Cerveris, who released his second solo album earlier this year, has used that knowledge to inhabit a variety of roles since. He later took over as Hedwig for John Cameron Mitchell during its original Off-Broadway run and then played guitar with Bob Mould when he went on tour in the Nineties. “I met Bob because I was doing Tommy and I took Pete Townshend to see Bob play,” Cerveris explains. “Later Bob came in and listened to my band and we did a Mission of Burma cover. He invited me to listen to mixes of the new record, which was The Last Dog and Pony Show record, and I later innocently asked if he was going to tour it. I just wanted to know if I could get tickets, but he said, ‘You know, rhythm guitar and backing vocals is open if you want to do it.’ I was like, ‘OK!’ It was a while before I realized he wasn’t kidding, it was an actual invitation.”
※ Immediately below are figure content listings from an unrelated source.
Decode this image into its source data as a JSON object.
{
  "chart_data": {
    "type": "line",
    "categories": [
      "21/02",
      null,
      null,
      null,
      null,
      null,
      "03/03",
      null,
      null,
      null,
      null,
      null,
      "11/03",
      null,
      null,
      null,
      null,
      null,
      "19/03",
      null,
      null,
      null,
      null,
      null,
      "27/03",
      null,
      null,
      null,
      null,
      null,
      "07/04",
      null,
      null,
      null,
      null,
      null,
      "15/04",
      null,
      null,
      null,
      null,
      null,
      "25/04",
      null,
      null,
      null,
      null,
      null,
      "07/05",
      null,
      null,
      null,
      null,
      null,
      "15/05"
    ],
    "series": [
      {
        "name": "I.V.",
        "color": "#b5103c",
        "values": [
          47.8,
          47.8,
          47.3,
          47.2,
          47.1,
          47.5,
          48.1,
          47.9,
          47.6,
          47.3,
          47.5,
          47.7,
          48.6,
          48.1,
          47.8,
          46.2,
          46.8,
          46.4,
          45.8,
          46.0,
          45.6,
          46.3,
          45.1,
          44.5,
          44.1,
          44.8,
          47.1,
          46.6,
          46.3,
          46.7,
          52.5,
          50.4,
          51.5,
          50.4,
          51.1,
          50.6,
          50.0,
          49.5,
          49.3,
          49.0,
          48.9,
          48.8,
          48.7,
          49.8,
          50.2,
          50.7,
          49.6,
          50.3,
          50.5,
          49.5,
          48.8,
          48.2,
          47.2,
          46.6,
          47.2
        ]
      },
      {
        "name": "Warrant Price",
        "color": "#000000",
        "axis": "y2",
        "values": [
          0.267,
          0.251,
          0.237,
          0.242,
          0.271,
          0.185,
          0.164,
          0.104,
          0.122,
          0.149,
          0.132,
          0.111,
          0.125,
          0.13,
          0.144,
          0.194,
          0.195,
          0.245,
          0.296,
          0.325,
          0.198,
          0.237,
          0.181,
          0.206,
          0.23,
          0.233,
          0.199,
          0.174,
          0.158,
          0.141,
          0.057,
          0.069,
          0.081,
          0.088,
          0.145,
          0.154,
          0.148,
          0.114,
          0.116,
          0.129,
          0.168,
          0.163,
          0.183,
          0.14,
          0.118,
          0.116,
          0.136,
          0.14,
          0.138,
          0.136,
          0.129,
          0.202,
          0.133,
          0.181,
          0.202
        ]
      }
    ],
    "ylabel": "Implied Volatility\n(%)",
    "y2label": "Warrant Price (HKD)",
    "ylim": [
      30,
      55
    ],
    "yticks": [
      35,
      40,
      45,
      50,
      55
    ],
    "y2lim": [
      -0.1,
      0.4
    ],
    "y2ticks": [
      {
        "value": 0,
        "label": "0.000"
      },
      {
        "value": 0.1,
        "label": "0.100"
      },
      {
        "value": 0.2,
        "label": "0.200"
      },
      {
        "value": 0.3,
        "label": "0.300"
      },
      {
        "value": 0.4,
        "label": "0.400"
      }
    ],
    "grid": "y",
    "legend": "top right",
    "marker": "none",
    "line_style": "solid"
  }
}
Along with his current Tony Award-winning role as as Bruce Bechdel in Fun Home, Broadway’s reigning Best Musical, Cerveris continues to make music with his country band, Loose Cattle. So it seemed like a natural fit to have those two worlds overlap with the song “Pony Girl.” Fans of the musical based on Alison Bechdel’s graphic novel may recall that Bruce sings a short lullaby to young Alison when the family is on a trip to New York City. “I assumed it was some old folk lullaby and I said something like that one day, and Lisa [Kron] said, ‘Oh no, we wrote it.’ I asked to hear the whole thing and it sort of sounded like a country waltz to me, so I gave it my band. I think I forgot to tell them where the origin of it was, and it’s a sweet song, so they thought it was an old country classic.” The band decided to record it and release it as a vinyl 45, and the video features the young actors from the musical.